Nel Basement, però, c’è una piccola mostra che racconta di un luogo rivoluzionario che ha fatto la sua storia in una manciata di anni, dal 1978 al 1983, in St.Mark Place-East Village. Era il Club 57, che sorgeva nei sotterranei della chiesa polacca ed ebbe il suo esordio come un luogo senza budget per mostre, serate di musica e proiezioni, fino a diventare rapidamente il vero “culture-club” newyorchese, sfoderando quello che di meglio l’originalità e la creatività di quegli anni tirava fuori. E divenendo, in poco tempo, un posto con il quale chiunque sia venuto dopo ha dovuto fare i conti. New York, ovviamente, era una città completamente differente: l’art world era roba di pochi intimi, la presidenza di Ronald Reagan imperversava, dowtown east non era di certo un posto troppo raccomandabile. Per inciso, nella stessa strada, era già presente Trash & Vaudeville, il celeberrimo shop dove anche Yoko Ono e John Lennon tennero le loro azioni qualche anno prima della nascita del Club 57, forse la vera antitesi dello Studio 54.
E ora il MoMA celebra questa manciata di anni e questo luogo creativo nel vero senso della parola, con un’esposizione di manifesti, video, efemera, con il Cosmic Closet di Kenny Scharf realizzato con Keith Haring, e i disegni di Keith (che faceva pure il curatore) per Kenny, i video sarcastici di Ann Magnuson e Tom Rubnitz, i fumetti di Natalya Maystrenko, le pitture espressioniste di Tabboo! e una infinità di manifesti bellissimi realizzati da John Sex oltre che a un programma di film dell’epoca, le sculture-collage-animazioni di Henry Jones e le fotografie di Henry Garfunkel.
Non vi diranno forse nulla ma, sulle note di Pet Shop Boys, David Bowie e pure Cindy Lauper, forse riconoscerete qualcosa che vi appartiene.
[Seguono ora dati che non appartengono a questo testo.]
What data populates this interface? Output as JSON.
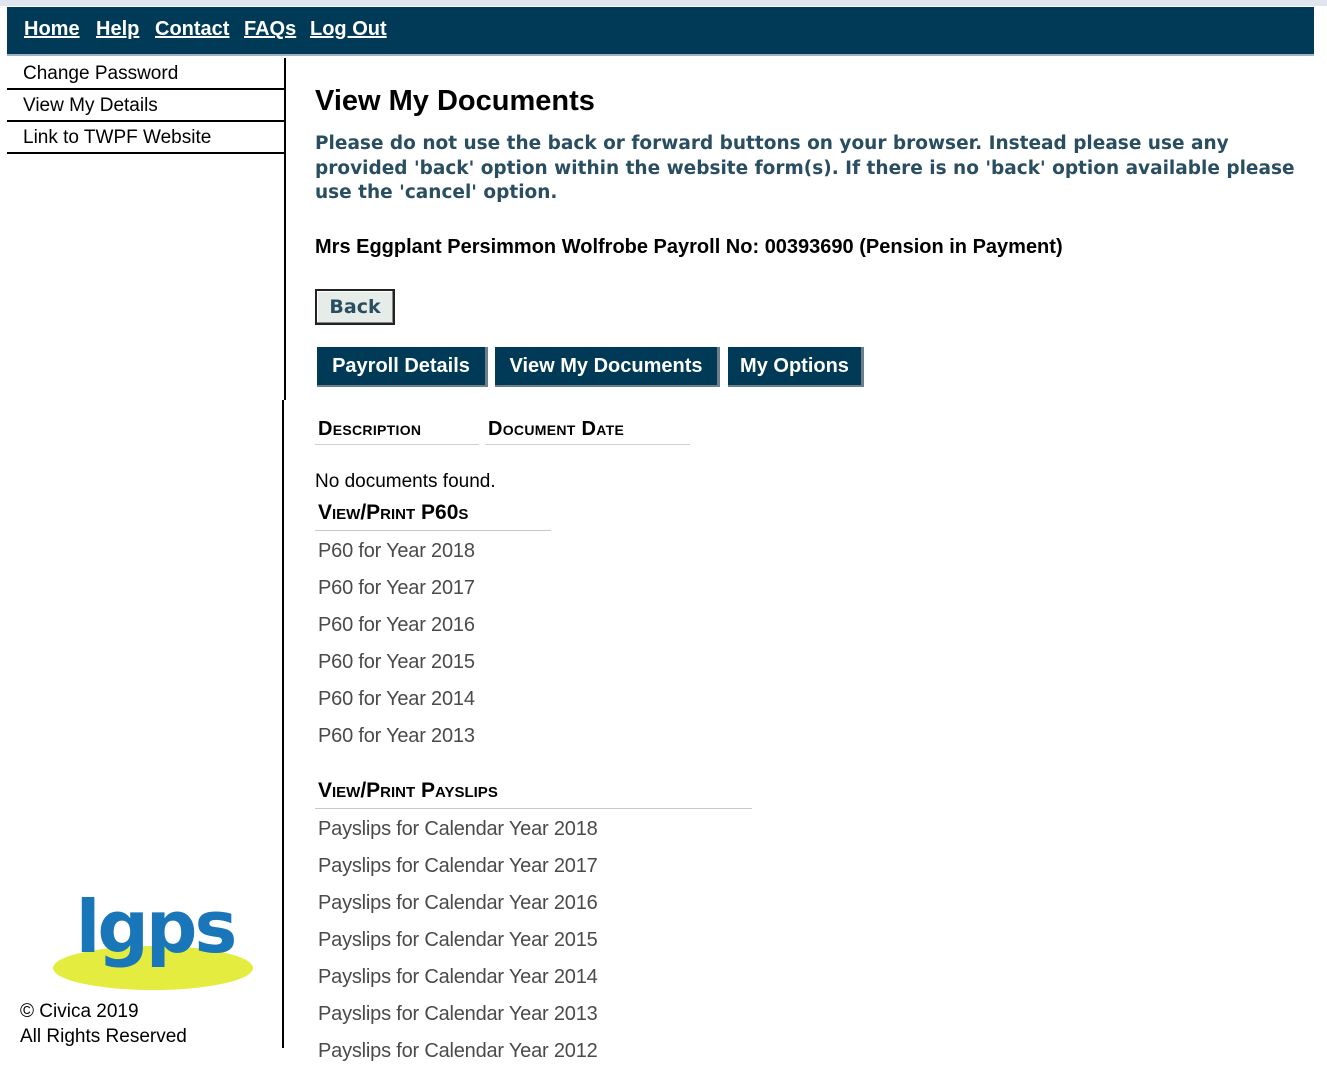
{
  "topnav": {
    "links": [
      {
        "label": "Home"
      },
      {
        "label": "Help"
      },
      {
        "label": "Contact"
      },
      {
        "label": "FAQs"
      },
      {
        "label": "Log Out"
      }
    ]
  },
  "sidebar": {
    "items": [
      {
        "label": "Change Password"
      },
      {
        "label": "View My Details"
      },
      {
        "label": "Link to TWPF Website"
      }
    ],
    "logo_text": "lgps",
    "copyright_line1": "© Civica 2019",
    "copyright_line2": "All Rights Reserved"
  },
  "main": {
    "title": "View My Documents",
    "notice": "Please do not use the back or forward buttons on your browser. Instead please use any provided 'back' option within the website form(s). If there is no 'back' option available please use the 'cancel' option.",
    "member_line": "Mrs Eggplant Persimmon Wolfrobe Payroll No: 00393690 (Pension in Payment)",
    "back_label": "Back",
    "tabs": [
      {
        "label": "Payroll Details"
      },
      {
        "label": "View My Documents"
      },
      {
        "label": "My Options"
      }
    ],
    "columns": {
      "description": "Description",
      "document_date": "Document Date"
    },
    "no_documents": "No documents found.",
    "p60": {
      "heading": "View/Print P60s",
      "links": [
        "P60 for Year 2018",
        "P60 for Year 2017",
        "P60 for Year 2016",
        "P60 for Year 2015",
        "P60 for Year 2014",
        "P60 for Year 2013"
      ]
    },
    "payslips": {
      "heading": "View/Print Payslips",
      "links": [
        "Payslips for Calendar Year 2018",
        "Payslips for Calendar Year 2017",
        "Payslips for Calendar Year 2016",
        "Payslips for Calendar Year 2015",
        "Payslips for Calendar Year 2014",
        "Payslips for Calendar Year 2013",
        "Payslips for Calendar Year 2012"
      ]
    }
  },
  "colors": {
    "nav_bg": "#003a56",
    "notice_text": "#294e61",
    "logo_blue": "#1976b8",
    "logo_yellow": "#e3ec3f"
  }
}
Un momento spensierato e disperato allo stesso tempo, con una epidemia che da lì a poco avrebbe iniziato a falcidiare, con la politica e i media pronti a infangare e a mettere il silenziatore, mentre il sipario calava e forse si aveva anche un po’ meno voglia di ballare.
Una piccola esperienza da rivivere, o da vedere, fino al prossimo 1 aprile. Con un bel catalogo da collezione.